Energie-Kommune des Monats: Stadt Salzgitter
September 2022
Das im nördlichen Harzvorland gelegene Salzgitter ist Niedersachsens drittgrößter Industriestandort und von Ansiedlungen großer Unternehmen geprägt. Um auch in der Zukunft die Wertschöpfung in der Regiopolregion im Südosten des Landes zu halten, stößt die Stadt in Zusammenarbeit mit den Unternehmen der Region zahlreiche Projekte an. Gebündelt wird das Know-how der Industriestadt im Wasserstoff Campus Salzgitter, der seit 2021 Projekte zur Entwicklung neuer Wasserstofftechnologien realisiert. Partner aus Wissenschaft, Industrie und Politik arbeiten zusammen, um ökonomische mit ökologischen Aspekten zu verbinden und die Dekarbonisierung großindustrieller Anlagen voranzutreiben. Vor dem Hintergrund aktueller energetischer Unsicherheiten zeigt sich, dass eine nachhaltige Transformation der Wirtschaft nicht nur das Klima schützt, sondern unmittelbar auch den Wohlstand der Region sichert. Gleichzeitig investiert die Stadt in die Energie- und Wärmewende sowie in die Klimabildung.
Stadt fördert Klimaschutz und Klimabildung
2014 fiel mit der Verabschiedung des Klimaschutzkonzeptes der Startschuss für einen Strauß an Maßnahmen, die unter der Leitung von Jan Holzenbecher, dem städtischen Klimaschutzmanager, umgesetzt werden. Seit 2015 koordiniert er Maßnahmen wie den Ausbau des Fernwärmenetzes, das mit circa 50 Kilometer Länge über 6.000 Wohnungen, Schulen und andere Gebäudekomplexe mit industrieller Abwärme versorgt.
Im Neubau und Bestand geht die Stadt als Vorbild voran. So werden neu zu errichtende Gebäude ohne die Nutzung fossiler Energieträger bewirtschaftet: Aktuell wird im Stadtgebiet der Neubau von zwei Schulen und drei Kitas geplant. Alle fünf Gebäude werden von Beginn an mit Wärmepumpen sowie Photovoltaikanlagen ausgerüstet. Für alle bereits existierenden städtischen Gebäude wurden Sanierungsfahrpläne erstellt, die jetzt sukzessive umgesetzt werden. Die Verwaltung nutzt so die Energie- und Wärmewende als Chance, vorhandene Infrastruktur wie bei der Dekarbonisierung städtischer Gebäude oder der Umstellung des städtischen Fuhrparks auf klimaneutrale Antriebe zu erneuern. Für letzteres wird gerade ein Konzept mit einem Fokus auf nachhaltiger Mobilität erstellt. Gleichzeitig wird im nächsten Jahr das mittlerweile fast zehn Jahre alte Klimaschutzkonzept fortgeschrieben und den aktuellen Entwicklungen angepasst.

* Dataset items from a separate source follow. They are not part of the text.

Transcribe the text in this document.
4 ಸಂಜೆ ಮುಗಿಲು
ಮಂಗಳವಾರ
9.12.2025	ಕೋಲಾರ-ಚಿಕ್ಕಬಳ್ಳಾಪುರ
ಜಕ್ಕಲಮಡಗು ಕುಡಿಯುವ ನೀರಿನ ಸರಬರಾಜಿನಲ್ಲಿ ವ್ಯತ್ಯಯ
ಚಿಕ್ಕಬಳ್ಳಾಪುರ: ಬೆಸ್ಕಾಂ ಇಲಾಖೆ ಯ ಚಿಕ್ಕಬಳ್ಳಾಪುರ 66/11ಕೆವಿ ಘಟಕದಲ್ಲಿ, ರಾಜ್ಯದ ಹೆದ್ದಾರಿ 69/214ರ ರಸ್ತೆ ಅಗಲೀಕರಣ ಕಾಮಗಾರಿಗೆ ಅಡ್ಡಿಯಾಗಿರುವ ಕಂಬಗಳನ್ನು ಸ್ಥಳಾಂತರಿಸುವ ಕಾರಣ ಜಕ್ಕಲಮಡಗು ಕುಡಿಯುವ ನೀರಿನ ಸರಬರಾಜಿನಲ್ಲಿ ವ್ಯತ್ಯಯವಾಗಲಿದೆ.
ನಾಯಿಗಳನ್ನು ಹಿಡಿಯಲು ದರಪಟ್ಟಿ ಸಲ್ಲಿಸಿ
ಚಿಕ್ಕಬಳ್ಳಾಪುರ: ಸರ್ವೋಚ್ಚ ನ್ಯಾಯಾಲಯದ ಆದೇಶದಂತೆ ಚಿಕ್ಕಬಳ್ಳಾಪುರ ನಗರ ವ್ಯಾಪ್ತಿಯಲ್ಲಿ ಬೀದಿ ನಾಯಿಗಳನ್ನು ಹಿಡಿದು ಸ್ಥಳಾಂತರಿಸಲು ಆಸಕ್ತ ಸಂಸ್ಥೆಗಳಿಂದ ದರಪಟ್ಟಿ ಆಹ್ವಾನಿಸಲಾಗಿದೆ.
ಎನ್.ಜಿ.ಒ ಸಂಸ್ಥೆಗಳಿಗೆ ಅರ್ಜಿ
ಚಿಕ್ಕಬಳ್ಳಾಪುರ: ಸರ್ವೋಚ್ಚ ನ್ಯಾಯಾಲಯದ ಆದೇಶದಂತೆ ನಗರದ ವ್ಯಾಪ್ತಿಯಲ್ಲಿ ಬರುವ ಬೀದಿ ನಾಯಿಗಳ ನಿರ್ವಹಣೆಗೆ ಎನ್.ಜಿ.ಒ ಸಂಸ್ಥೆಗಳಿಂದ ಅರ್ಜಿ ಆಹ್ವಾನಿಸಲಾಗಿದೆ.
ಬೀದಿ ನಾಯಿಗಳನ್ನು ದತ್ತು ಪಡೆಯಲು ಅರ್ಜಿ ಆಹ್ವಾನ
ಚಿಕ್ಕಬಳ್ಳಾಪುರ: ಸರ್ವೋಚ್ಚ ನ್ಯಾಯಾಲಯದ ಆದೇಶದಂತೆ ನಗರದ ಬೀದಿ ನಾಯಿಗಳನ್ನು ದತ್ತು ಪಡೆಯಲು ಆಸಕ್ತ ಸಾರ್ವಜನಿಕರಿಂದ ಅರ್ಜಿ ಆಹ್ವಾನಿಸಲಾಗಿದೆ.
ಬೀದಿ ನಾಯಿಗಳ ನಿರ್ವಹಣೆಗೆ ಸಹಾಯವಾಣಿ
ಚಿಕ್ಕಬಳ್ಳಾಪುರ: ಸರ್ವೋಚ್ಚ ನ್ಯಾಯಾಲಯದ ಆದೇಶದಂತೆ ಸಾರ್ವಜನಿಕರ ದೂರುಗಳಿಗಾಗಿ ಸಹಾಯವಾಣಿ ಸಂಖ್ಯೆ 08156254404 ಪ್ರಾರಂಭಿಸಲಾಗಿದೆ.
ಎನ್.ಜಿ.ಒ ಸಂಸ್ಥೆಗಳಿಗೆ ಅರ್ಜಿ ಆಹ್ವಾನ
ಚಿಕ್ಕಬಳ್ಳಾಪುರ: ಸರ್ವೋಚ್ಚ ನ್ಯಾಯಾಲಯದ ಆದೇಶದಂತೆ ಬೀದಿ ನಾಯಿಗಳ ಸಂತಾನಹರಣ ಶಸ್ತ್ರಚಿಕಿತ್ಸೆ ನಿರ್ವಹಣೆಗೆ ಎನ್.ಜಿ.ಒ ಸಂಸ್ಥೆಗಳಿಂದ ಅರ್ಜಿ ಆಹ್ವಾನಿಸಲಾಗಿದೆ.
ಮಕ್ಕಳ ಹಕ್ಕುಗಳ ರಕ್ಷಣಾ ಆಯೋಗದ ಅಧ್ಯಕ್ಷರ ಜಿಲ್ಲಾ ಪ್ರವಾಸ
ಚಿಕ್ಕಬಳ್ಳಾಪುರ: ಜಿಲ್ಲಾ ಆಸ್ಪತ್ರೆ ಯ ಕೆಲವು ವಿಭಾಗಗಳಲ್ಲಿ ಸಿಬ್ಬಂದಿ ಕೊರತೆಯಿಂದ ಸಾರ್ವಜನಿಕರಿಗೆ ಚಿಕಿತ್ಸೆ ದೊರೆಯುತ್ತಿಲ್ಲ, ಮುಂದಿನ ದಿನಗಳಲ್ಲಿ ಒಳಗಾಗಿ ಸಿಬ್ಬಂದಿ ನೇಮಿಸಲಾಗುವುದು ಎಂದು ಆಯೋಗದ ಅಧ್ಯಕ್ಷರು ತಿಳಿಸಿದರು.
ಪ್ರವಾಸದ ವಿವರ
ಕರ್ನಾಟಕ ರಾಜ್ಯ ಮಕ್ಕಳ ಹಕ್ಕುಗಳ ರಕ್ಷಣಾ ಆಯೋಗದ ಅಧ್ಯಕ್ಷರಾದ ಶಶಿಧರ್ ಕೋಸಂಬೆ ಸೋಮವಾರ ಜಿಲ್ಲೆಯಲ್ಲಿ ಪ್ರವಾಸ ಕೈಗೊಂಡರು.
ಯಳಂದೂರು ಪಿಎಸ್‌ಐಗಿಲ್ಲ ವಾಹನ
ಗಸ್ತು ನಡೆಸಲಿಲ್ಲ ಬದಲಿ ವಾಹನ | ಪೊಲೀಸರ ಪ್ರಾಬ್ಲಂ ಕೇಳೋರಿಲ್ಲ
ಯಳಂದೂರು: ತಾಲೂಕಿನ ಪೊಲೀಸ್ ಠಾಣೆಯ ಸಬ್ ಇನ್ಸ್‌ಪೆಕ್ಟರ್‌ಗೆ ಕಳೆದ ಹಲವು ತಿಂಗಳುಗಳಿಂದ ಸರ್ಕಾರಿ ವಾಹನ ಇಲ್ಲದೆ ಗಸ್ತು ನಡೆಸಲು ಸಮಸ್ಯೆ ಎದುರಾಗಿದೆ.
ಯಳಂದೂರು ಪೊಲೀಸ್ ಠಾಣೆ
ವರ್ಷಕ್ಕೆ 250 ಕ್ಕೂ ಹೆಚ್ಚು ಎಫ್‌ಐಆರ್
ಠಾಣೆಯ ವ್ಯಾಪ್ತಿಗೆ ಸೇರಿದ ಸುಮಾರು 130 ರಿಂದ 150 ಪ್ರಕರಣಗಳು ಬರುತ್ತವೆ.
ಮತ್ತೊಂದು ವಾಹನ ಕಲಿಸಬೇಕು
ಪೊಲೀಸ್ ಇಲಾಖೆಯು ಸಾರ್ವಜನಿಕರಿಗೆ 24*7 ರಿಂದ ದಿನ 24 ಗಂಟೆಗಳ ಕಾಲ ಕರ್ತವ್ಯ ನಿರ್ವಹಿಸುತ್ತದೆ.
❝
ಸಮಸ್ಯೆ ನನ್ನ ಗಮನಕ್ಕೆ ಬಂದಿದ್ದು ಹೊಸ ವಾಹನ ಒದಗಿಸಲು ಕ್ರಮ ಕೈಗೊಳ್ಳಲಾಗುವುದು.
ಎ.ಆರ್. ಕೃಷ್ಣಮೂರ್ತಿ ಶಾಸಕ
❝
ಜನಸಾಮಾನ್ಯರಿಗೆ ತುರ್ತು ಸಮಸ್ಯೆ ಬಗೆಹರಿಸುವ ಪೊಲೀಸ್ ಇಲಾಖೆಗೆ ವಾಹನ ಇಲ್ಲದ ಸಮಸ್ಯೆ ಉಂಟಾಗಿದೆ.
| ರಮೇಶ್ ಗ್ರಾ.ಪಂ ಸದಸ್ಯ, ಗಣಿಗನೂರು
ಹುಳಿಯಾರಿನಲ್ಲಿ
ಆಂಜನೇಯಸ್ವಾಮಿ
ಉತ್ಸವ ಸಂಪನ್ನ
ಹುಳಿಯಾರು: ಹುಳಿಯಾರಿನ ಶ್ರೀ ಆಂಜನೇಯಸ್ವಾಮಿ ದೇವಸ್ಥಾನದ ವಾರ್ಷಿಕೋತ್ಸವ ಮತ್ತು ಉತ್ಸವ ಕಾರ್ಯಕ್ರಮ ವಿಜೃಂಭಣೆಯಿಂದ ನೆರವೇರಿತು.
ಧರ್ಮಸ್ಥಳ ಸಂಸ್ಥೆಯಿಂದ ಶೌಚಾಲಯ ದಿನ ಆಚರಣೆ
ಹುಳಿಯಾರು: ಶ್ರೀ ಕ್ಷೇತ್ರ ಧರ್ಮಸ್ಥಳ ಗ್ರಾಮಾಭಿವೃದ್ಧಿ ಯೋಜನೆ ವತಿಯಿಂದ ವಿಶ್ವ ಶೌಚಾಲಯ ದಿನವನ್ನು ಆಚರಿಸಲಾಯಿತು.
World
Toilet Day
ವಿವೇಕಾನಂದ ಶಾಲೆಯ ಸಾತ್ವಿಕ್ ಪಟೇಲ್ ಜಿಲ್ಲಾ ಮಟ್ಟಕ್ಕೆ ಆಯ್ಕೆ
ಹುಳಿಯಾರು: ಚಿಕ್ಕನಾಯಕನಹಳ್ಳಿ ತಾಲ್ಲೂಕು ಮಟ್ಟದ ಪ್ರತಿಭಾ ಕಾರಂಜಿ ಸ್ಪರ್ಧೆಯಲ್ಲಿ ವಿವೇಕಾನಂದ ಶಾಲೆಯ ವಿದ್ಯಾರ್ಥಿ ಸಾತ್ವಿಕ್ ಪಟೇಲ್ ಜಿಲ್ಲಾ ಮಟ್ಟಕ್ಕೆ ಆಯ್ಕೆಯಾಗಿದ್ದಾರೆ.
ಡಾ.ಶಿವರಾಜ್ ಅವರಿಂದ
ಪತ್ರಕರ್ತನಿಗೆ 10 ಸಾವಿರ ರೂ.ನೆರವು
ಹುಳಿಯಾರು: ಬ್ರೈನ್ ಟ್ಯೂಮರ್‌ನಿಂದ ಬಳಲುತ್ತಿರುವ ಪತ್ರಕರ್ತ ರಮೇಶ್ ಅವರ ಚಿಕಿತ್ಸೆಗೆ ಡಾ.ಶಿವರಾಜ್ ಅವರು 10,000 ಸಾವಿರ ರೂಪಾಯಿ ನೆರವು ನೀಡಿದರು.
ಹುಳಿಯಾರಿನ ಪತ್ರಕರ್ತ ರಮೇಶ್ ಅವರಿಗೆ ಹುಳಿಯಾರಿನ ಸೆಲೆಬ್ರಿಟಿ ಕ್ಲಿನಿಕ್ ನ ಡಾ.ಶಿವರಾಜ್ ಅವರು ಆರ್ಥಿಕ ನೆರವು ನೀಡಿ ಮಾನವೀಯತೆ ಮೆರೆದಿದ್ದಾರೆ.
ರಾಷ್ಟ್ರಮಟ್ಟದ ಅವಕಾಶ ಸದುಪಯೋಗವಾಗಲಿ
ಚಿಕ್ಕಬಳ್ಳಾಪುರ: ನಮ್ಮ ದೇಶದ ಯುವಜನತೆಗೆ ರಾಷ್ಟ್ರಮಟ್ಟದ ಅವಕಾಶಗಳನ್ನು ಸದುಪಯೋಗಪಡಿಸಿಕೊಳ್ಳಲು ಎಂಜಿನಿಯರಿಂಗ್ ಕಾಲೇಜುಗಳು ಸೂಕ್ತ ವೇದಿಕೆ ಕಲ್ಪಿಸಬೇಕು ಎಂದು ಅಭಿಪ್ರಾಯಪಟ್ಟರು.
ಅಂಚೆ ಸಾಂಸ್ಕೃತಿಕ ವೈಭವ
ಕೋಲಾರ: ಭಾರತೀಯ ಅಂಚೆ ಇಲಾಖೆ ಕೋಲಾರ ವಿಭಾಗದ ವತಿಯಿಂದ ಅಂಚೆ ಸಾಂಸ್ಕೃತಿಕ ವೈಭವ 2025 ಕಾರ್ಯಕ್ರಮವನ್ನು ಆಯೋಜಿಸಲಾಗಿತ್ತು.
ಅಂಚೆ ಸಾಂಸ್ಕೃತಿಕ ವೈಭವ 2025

Genauso entscheidend für ein Gelingen der energetischen Transformation sind die Bürger*innen der Stadt. Deshalb werden Privathaushalte mittels zahlreicher Angebote über ihre eigenen Möglichkeiten im Rahmen an der Energiewende informiert. Die Stadt spricht zudem direkt das Handwerk an. Seit 2013 werden die Energietage Salzgitter alle zwei Jahre in Zusammenarbeit mit der Handwerkskammer organisiert. Mit Schulungs- sowie Weiterbildungsmöglichkeiten und der Chance zur Vernetzung werden die Handwerker*innen dort fit für die Zukunft gemacht. Mit Maßnahmen wie dem ‚Planspiel Plenergy‘ werden Schüler*innen motiviert, die Energiewende aktiv mitzugestalten. Das Projekt der Klimaschutzagentur Region Hannover besucht Salzgitter noch in diesem Jahr. An den drei Projekttagen werden teilnehmende Schulklassen spielerisch für die Herausforderungen des Klimawandels sensibilisiert und lernen im Planspiel, wie Klimaschutz kommunal umgesetzt werden kann. Anfang November 2022 können sich die Schüler*innen des Gymnasiums Salzgitter-Bad an der Gestaltung eigener Klimapolitik versuchen.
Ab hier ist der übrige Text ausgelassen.